False web sites are another tactic used by online scammers trying to steal your superannuation. An investment web site can look completely legitimate, and even be accompanied by official-looking press releases and other kinds of online advertisements for the company.

Scammers use staff experienced at persuasion to get money from seniors over the phone. Often in a scam scenario, the caller will be passed along to several individuals before speaking with the ‘closer’, who is responsible for compelling you to close a deal and send your money.

Signs of Trouble

A clear sign of a sour deal is a company who refuses to provide you with information about their Australian Financial Services license, or who tries to persuade you to believe that their particular investment doesn’t require one. The same is true of companies who call you several times and urge you to decide quickly, or risk being left out.

Recovering Your Superannuation

While it’s true that many victims never recover their superannuation money, there are steps you can take. First, contact your bank as soon as you suspect you’ve been scammed, as they may be able to restrict access of the scammer to your account.

The next step is to report the scam by contacting the appropriate agency. Investment scams will require a call to ASIC (Australian Securities and Investments Commission). Other types of scams, such as overseas attempts, may require contacting the ACCC (Australian Consumer and Competition Commission). Any scams targeted to your email may be able to be resolved by contacting the ACMA (Australian Communications and Media Authority).
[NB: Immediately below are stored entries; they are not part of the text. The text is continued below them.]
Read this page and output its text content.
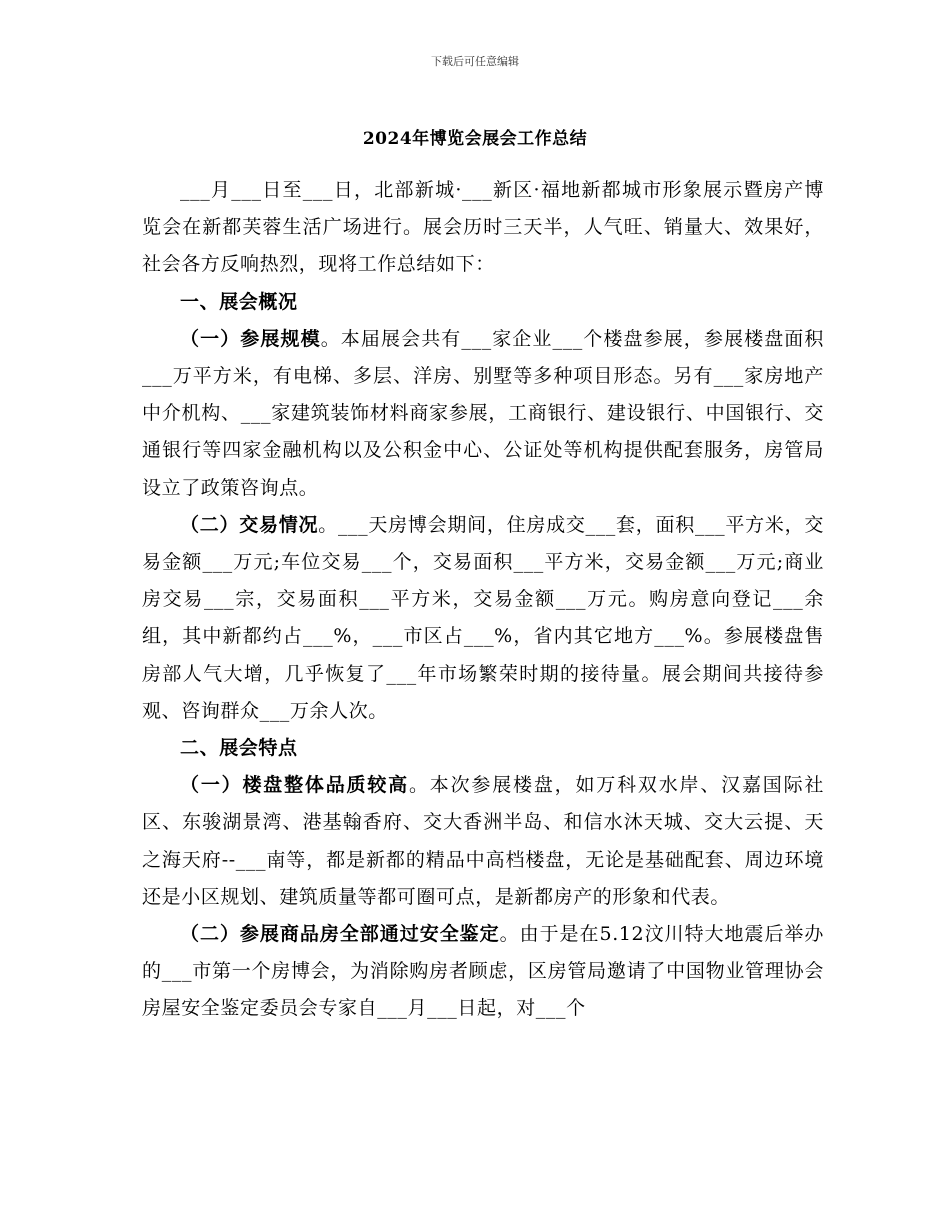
下载后可任意编辑
2024年博览会展会工作总结

___月___日至___日，北部新城·___新区·福地新都城市形象展示暨房产博览会在新都芙蓉生活广场进行。展会历时三天半，人气旺、销量大、效果好，社会各方反响热烈，现将工作总结如下：

一、展会概况

（一）参展规模。本届展会共有___家企业___个楼盘参展，参展楼盘面积___万平方米，有电梯、多层、洋房、别墅等多种项目形态。另有___家房地产中介机构、___家建筑装饰材料商家参展，工商银行、建设银行、中国银行、交通银行等四家金融机构以及公积金中心、公证处等机构提供配套服务，房管局设立了政策咨询点。

（二）交易情况。___天房博会期间，住房成交___套，面积___平方米，交易金额___万元;车位交易___个，交易面积___平方米，交易金额___万元;商业房交易___宗，交易面积___平方米，交易金额___万元。购房意向登记___余组，其中新都约占___%，___市区占___%，省内其它地方___%。参展楼盘售房部人气大增，几乎恢复了___年市场繁荣时期的接待量。展会期间共接待参观、咨询群众___万余人次。

二、展会特点

（一）楼盘整体品质较高。本次参展楼盘，如万科双水岸、汉嘉国际社区、东骏湖景湾、港基翰香府、交大香洲半岛、和信水沐天城、交大云提、天之海天府--___南等，都是新都的精品中高档楼盘，无论是基础配套、周边环境还是小区规划、建筑质量等都可圈可点，是新都房产的形象和代表。

（二）参展商品房全部通过安全鉴定。由于是在5.12汶川特大地震后举办的___市第一个房博会，为消除购房者顾虑，区房管局邀请了中国物业管理协会房屋安全鉴定委员会专家自___月___日起，对___个
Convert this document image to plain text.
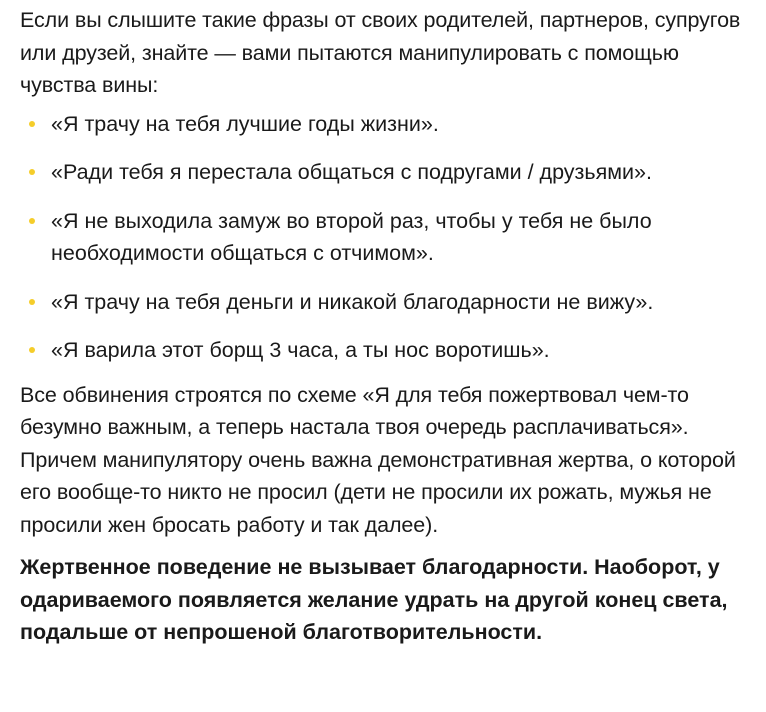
Если вы слышите такие фразы от своих родителей, партнеров, супругов или друзей, знайте — вами пытаются манипулировать с помощью чувства вины:

«Я трачу на тебя лучшие годы жизни».
«Ради тебя я перестала общаться с подругами / друзьями».
«Я не выходила замуж во второй раз, чтобы у тебя не было необходимости общаться с отчимом».
«Я трачу на тебя деньги и никакой благодарности не вижу».
«Я варила этот борщ 3 часа, а ты нос воротишь».

Все обвинения строятся по схеме «Я для тебя пожертвовал чем-то безумно важным, а теперь настала твоя очередь расплачиваться». Причем манипулятору очень важна демонстративная жертва, о которой его вообще-то никто не просил (дети не просили их рожать, мужья не просили жен бросать работу и так далее).

Жертвенное поведение не вызывает благодарности. Наоборот, у одариваемого появляется желание удрать на другой конец света, подальше от непрошеной благотворительности.
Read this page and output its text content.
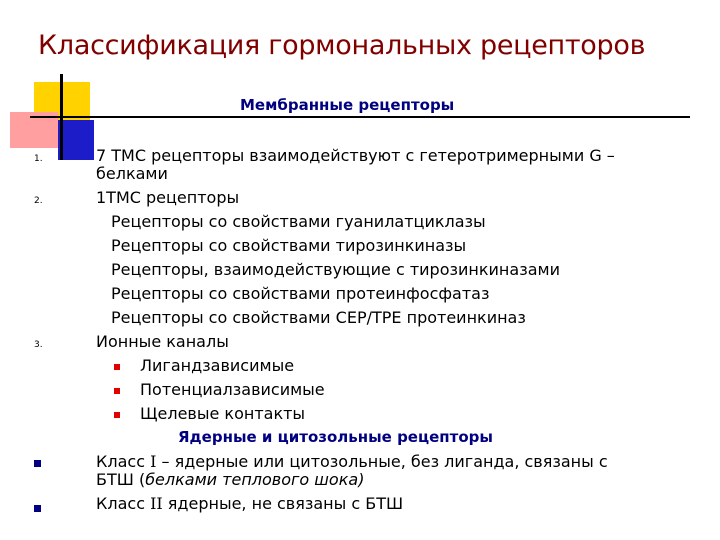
Классификация гормональных рецепторов
Мембранные рецепторы
1.
2.
3.
7 ТМС рецепторы взаимодействуют с гетеротримерными G –
белками
1ТМС рецепторы
Рецепторы со свойствами гуанилатциклазы
Рецепторы со свойствами тирозинкиназы
Рецепторы, взаимодействующие с тирозинкиназами
Рецепторы со свойствами протеинфосфатаз
Рецепторы со свойствами СЕР/ТРЕ протеинкиназ
Ионные каналы
Лигандзависимые
Потенциалзависимые
Щелевые контакты
Ядерные и цитозольные рецепторы
Класс I – ядерные или цитозольные, без лиганда, связаны с
БТШ (белками теплового шока)
Класс II ядерные, не связаны с БТШ
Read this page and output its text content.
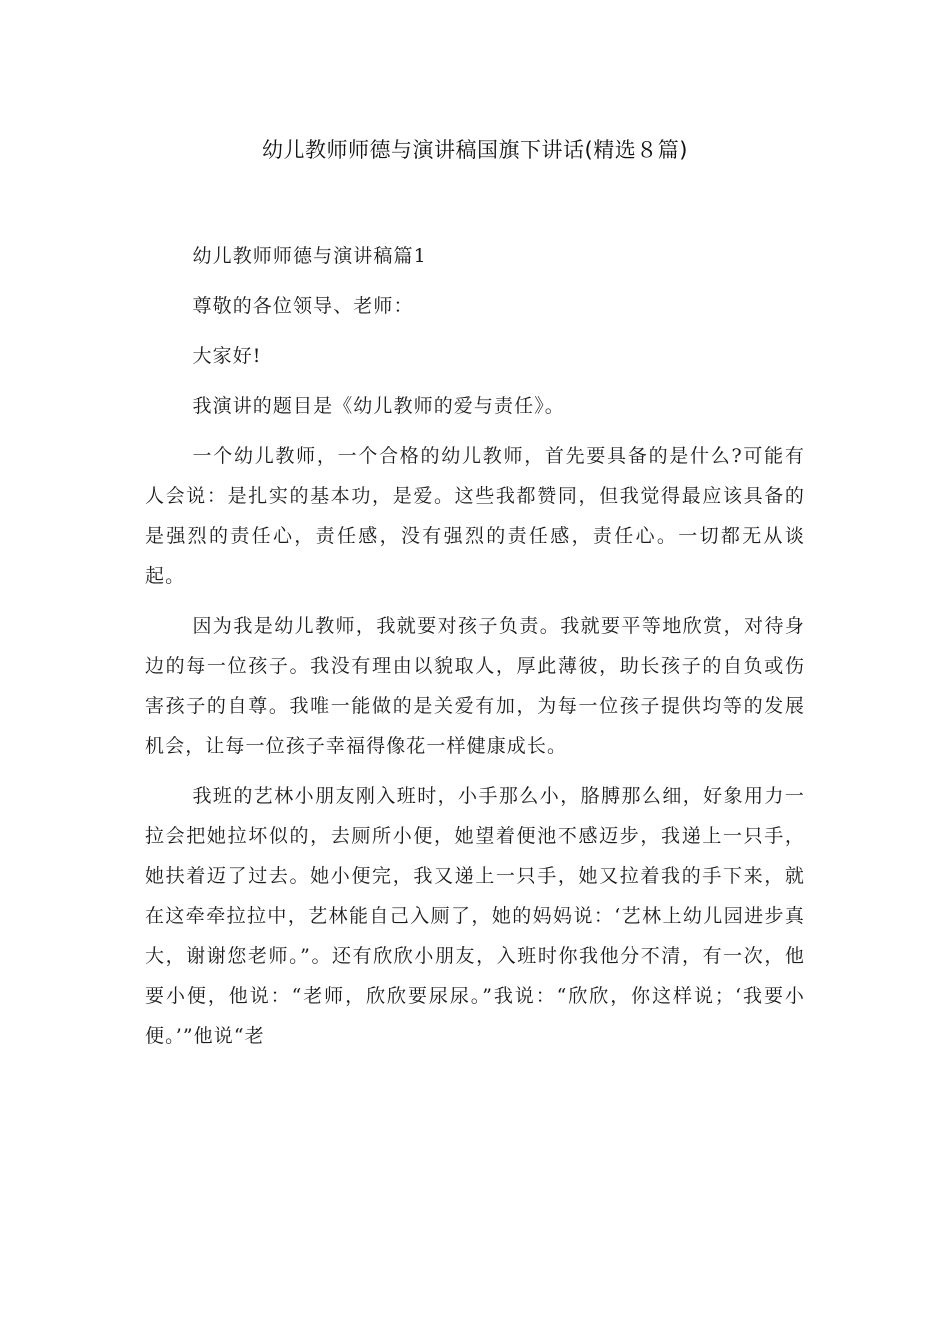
幼儿教师师德与演讲稿国旗下讲话(精选８篇)

幼儿教师师德与演讲稿篇1

尊敬的各位领导、老师：

大家好!

我演讲的题目是《幼儿教师的爱与责任》。

一个幼儿教师，一个合格的幼儿教师，首先要具备的是什么?可能有人会说：是扎实的基本功，是爱。这些我都赞同，但我觉得最应该具备的是强烈的责任心，责任感，没有强烈的责任感，责任心。一切都无从谈起。

因为我是幼儿教师，我就要对孩子负责。我就要平等地欣赏，对待身边的每一位孩子。我没有理由以貌取人，厚此薄彼，助长孩子的自负或伤害孩子的自尊。我唯一能做的是关爱有加，为每一位孩子提供均等的发展机会，让每一位孩子幸福得像花一样健康成长。

我班的艺林小朋友刚入班时，小手那么小，胳膊那么细，好象用力一拉会把她拉坏似的，去厕所小便，她望着便池不感迈步，我递上一只手，她扶着迈了过去。她小便完，我又递上一只手，她又拉着我的手下来，就在这牵牵拉拉中，艺林能自己入厕了，她的妈妈说：‘艺林上幼儿园进步真大，谢谢您老师。”。还有欣欣小朋友，入班时你我他分不清，有一次，他要小便，他说：“老师，欣欣要尿尿。”我说：“欣欣，你这样说；‘我要小便。’”他说“老
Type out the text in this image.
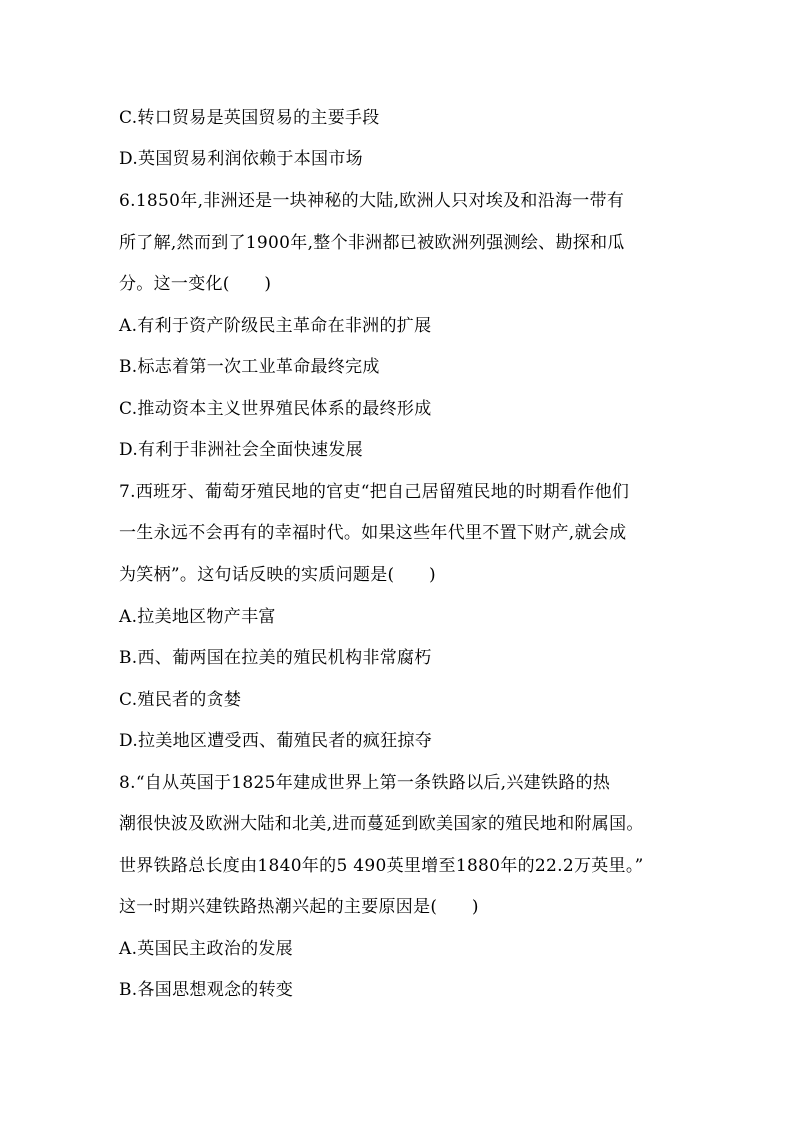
C.转口贸易是英国贸易的主要手段
D.英国贸易利润依赖于本国市场
6.1850年,非洲还是一块神秘的大陆,欧洲人只对埃及和沿海一带有
所了解,然而到了1900年,整个非洲都已被欧洲列强测绘、勘探和瓜
分。这一变化(　　)
A.有利于资产阶级民主革命在非洲的扩展
B.标志着第一次工业革命最终完成
C.推动资本主义世界殖民体系的最终形成
D.有利于非洲社会全面快速发展
7.西班牙、葡萄牙殖民地的官吏“把自己居留殖民地的时期看作他们
一生永远不会再有的幸福时代。如果这些年代里不置下财产,就会成
为笑柄”。这句话反映的实质问题是(　　)
A.拉美地区物产丰富
B.西、葡两国在拉美的殖民机构非常腐朽
C.殖民者的贪婪
D.拉美地区遭受西、葡殖民者的疯狂掠夺
8.“自从英国于1825年建成世界上第一条铁路以后,兴建铁路的热
潮很快波及欧洲大陆和北美,进而蔓延到欧美国家的殖民地和附属国。
世界铁路总长度由1840年的5 490英里增至1880年的22.2万英里。”
这一时期兴建铁路热潮兴起的主要原因是(　　)
A.英国民主政治的发展
B.各国思想观念的转变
Finally, it’s important to be able to recognize what’s known as a follow-up scam. If someone calls and offers to swap one investment for another in order to help recoup your losses, refuse to speak with them. The same is true if you receive a call that your investment’s value will increase a short time from the call. Be especially suspicious of those who say they can help you recoup any losses for a fee. They will usually refer to this fee as a deposit, tax, or refundable insurance bond.